Internships Benefit Students and Museum
The Lam Museum offers internship opportunities to Wake Forest students each semester. Supervised by Academic Director Dr. Andrew Gurstelle, the interns can choose to work in any area of the Museum, gaining both instruction about museum studies and real-world experience. Each internship is unique to the student, but they result in a final project that enriches the museum’s public engagement. Here are a few projects completed over the past year:
Anthropology major Elaine Lu (’25) curated the current exhibit Poems Made to Wear: Traditional Colors in East Asia, which is on display through August 16. After researching color symbolism in East Asia, Elaine connected that information to Chinese and Japanese clothing and accessories in the Museum’s collection. The pieces are organized by the five basic colors of black, red, blue-green, white, and yellow, which are traditionally associated with the elements of water, fire, wood, metal, and earth respectively. Elaine’s exhibit is the inspiration for the upcoming Celebrate East Asia Open House on Saturday, April 12.
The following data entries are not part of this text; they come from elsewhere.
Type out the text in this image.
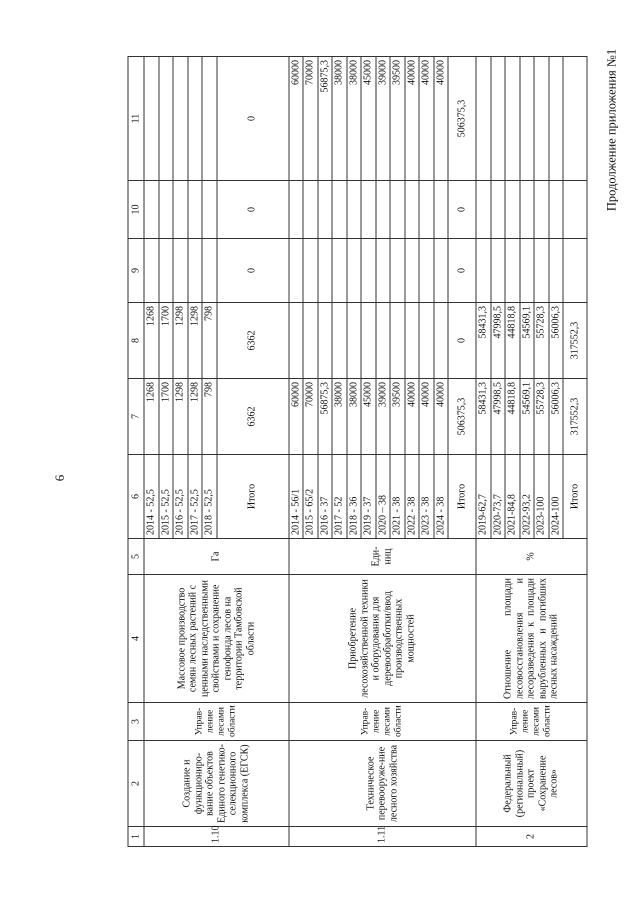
6
Продолжение приложения №1
1	2	3	4	5	6	7	8	9	10	11
1.10	Создание и функциониро-вание объектов Единого генетико-селекционного комплекса (ЕГСК)	Управ-ление лесами области	Массовое производство семян лесных растений с ценными наследственными свойствами и сохранение генофонда лесов на территории Тамбовской области	Га	2014 - 52,5	1268	1268			
					2015 - 52,5	1700	1700			
					2016 - 52,5	1298	1298			
					2017 - 52,5	1298	1298			
					2018 - 52,5	798	798			
					Итого	6362	6362	0	0	0
1.11	Техническое перевооруже-ние лесного хозяйства	Управ-ление лесами области	Приобретение лесохозяйственной техники и оборудования для деревообработки/ввод производственных мощностей	Еди-ниц	2014 - 56/1	60000				60000
					2015 - 65/2	70000				70000
					2016 - 37	56875,3				56875,3
					2017 - 52	38000				38000
					2018 - 36	38000				38000
					2019 - 37	45000				45000
					2020 – 38	39000				39000
					2021 - 38	39500				39500
					2022 - 38	40000				40000
					2023 - 38	40000				40000
					2024 - 38	40000				40000
					Итого	506375,3	0	0	0	506375,3
2	Федеральный (региональный) проект «Сохранение лесов»	Управ-ление лесами области	Отношение площади лесовосстановления и лесоразведения к площади вырубленных и погибших лесных насаждений	%	2019-62,7	58431,3	58431,3			
					2020-73,7	47998,5	47998,5			
					2021-84,8	44818,8	44818,8			
					2022-93,2	54569,1	54569,1			
					2023-100	55728,3	55728,3			
					2024-100	56006,3	56006,3			
					Итого	317552,3	317552,3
Anthropology major Elizabeth Elliott (‘27) chose to concentrate on museum education, tying her interest in linguistics to the museum’s elementary school outreach programs. She identified first grade social studies as the best audience for linguistics education because first graders in North Carolina learn about similarities and differences between Morocco, Iceland, and New Zealand. Elizabeth expanded this lesson on cultural diversity to include linguistic phenomena such as diffusion, loan words, and orthography. In a video that will soon have a permanent home on the Museum’s teacher resources website, Elizabeth explains each concept, prompts the viewer to participate in activities, and showcases relevant artifacts from the Lam Museum.
Economics major Jake Smith (’25) began his internship knowing he wanted to curate an exhibit, but unsure about the topic. Jake spent the preceding summer studying museology with Dr. Gurstelle in Vienna, Austria, and knew that he wanted his exhibit to evoke the feeling of historic European museums. Inspired by Vienna’s Imperial Armory and its typological displays of historic weapons, Jake settled on bows and arrows as his theme. The Lam Museum has many examples in its collection, as bows and arrows are important tools in many cultures, as well as potent symbols. After researching the breadth of the collection, Jake decided on a geographic theme to tie the diverse objects together. Jake’s exhibit is scheduled to go on display in early 2026.
As we begin the spring semester, we are excited to have four new interns who are just starting to define their projects. Their efforts this semester will translate into future exhibits, summer programs, research reports, conservation treatments, and ethnographic studies.